By Diane Polscer
Washington’s Court of Appeals recently held that the exhaustion provisions in two excess policies are unambiguous and, therefore, barred coverage because the underlying carrier had not paid its policy limits. QuellosGrp. LLC v. Fed.Ins. Co., ---P.3d ---, 2013 WL 5989370 (Wash. Ct. App. Nov. 12, 2013) (published). In Quellos, the insured sought to recover from several insurers $35 million in settlements and $45 million in defense costs paid in connection with a fraudulent tax shelter developed by the insured. Id. at *4. One insurer issued a claims-made policy during the relevant policy period with $10 million liability limit. Id. at *2. The other two insurers issued first-tier and second-tier excess policies above this limit. Id. The underlying insurer agreed to pay the insured $5 million, and the insured agreed to pay the gap between this amount and the primary insurer’s $10 million limit in an effort to trigger the excess policies. Id. at *5.
One of the excess policies stated that coverage “shall attach only after the insurers of the Underlying Insurance shall have paid in legal currency the full amount of the Underlying Limit.” Id. at *1. The other excess policy stated that coverage “will attach only after all of the Underlying Insurance has been exhausted by the actual payment of loss by the applicable insurers thereunder.” Id. Washington’s Court of Appeals found these provisions to be “clear and unambiguous,” requiring the underlying insurer “to pay the full amount of its limits of liability before excess coverage is triggered.” Id. at **11-12. Because the underlying insurer only paid approximately one-half of its policy limits, and disputed any further coverage, the Court of Appeals affirmed the summary judgment dismissal of the insured’s claims against the excess carriers. Id.
In so holding, the Court of Appeals rejected several arguments asserted by the insured. First, the insured argued that exhaustion is a condition, and the insurer must establish either material breach or prejudice to defeat coverage. Id. at *7. However, the Court distinguished the exhaustion language from cooperation or no-settlement clauses, which “designate the manner in which claims covered by the policy are to be handled once a claim has been made.” Id. at *10. Second, the insured argued that the application of the exhaustion clauses “contravenes public policy in favor of settlements,” but the Court was not persuaded that “public policy should override the unambiguous exhaustion language.” Id. at *11.

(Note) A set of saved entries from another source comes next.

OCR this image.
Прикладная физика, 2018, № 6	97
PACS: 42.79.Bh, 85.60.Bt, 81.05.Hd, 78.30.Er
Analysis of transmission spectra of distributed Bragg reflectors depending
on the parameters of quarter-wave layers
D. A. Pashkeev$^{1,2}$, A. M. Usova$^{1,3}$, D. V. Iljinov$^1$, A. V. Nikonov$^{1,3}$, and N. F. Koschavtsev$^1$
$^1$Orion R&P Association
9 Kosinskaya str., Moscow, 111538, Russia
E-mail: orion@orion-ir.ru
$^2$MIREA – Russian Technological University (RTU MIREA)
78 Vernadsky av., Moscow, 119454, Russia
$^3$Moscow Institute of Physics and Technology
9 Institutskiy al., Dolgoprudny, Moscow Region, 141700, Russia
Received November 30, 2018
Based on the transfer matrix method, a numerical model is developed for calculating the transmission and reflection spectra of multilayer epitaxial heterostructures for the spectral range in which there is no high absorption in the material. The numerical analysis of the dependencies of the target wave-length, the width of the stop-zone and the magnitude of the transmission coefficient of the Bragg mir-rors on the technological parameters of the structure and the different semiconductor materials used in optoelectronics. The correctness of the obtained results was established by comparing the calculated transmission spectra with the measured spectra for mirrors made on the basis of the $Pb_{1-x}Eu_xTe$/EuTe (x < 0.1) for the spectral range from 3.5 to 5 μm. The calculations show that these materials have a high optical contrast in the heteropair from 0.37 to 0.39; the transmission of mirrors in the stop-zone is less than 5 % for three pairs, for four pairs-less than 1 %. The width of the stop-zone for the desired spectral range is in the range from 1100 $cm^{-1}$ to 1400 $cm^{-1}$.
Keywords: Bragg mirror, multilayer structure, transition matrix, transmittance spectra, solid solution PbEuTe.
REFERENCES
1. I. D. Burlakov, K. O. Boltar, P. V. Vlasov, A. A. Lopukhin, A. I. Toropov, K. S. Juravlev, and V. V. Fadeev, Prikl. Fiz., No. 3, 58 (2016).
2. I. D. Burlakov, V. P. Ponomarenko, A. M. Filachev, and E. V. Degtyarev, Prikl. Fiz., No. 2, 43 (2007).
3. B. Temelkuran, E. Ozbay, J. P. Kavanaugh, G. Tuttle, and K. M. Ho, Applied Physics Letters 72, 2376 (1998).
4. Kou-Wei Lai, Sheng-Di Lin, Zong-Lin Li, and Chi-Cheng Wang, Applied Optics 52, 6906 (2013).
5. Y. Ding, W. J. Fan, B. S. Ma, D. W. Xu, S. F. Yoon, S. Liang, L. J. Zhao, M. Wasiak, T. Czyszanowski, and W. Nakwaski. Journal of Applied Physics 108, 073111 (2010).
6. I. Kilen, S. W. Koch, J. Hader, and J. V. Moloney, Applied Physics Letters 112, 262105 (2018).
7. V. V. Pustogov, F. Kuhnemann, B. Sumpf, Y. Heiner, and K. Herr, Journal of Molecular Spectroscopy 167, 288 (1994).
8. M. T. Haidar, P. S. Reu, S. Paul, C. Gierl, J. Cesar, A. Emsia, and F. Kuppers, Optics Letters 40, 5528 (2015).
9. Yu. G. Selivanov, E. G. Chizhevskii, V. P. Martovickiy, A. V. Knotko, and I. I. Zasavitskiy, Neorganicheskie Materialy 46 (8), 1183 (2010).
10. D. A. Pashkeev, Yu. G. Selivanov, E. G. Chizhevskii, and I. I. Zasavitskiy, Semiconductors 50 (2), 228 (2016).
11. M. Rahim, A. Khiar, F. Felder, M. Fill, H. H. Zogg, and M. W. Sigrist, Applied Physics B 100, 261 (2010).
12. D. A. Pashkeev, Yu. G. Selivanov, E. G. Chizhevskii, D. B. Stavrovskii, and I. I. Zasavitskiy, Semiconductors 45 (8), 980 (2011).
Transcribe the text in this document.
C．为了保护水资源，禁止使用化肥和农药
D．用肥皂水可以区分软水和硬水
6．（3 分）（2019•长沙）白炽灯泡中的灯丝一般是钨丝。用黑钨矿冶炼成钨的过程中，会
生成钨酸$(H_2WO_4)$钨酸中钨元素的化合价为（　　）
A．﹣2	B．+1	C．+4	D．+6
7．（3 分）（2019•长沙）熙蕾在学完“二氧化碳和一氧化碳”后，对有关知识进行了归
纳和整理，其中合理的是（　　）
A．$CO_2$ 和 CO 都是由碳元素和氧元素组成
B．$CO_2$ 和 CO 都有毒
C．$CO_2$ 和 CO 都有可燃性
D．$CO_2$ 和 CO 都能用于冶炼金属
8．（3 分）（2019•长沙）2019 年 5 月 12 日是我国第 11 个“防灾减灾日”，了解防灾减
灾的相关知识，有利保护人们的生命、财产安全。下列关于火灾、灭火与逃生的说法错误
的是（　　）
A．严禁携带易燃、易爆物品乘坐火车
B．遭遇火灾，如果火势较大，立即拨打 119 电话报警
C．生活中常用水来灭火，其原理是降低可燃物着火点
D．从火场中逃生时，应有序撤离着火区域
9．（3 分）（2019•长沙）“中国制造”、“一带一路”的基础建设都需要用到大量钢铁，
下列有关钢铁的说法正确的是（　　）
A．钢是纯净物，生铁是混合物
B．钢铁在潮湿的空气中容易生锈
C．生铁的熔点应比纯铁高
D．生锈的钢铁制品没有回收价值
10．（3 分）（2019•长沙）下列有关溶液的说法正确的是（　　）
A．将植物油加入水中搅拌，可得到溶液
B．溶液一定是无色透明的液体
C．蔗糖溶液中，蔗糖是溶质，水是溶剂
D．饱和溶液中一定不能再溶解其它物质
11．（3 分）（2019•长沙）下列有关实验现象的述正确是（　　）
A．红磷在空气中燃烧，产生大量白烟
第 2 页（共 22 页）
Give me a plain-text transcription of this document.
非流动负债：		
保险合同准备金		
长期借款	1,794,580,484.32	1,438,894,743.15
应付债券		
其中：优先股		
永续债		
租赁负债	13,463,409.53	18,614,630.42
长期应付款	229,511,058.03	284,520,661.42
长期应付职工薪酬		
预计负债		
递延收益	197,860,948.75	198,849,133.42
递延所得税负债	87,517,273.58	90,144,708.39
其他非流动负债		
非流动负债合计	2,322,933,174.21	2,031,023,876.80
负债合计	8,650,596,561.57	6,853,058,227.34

Of note, in finding the exhaustion clauses unambiguous, the Court distinguished cases cited by the insured on the basis that they involved “either an ambiguity in the definition of ‘exhaustion’ or a lack of specificity in the policy language as to how to exhaust primary insurance.” Id. at *11. The Court observed that one of these cases involved a policy that “was silent about whether the underlying policy needed to be collected or actually paid out before the excess was triggered.” Id. In contrast to this policy, the excess policies in Quellos specified that the underlying insurer must pay its limits. Id. Thus, while Quellos supports the application of unambiguous exhaustion language, this decision may not support the application of all exhaustion provisions.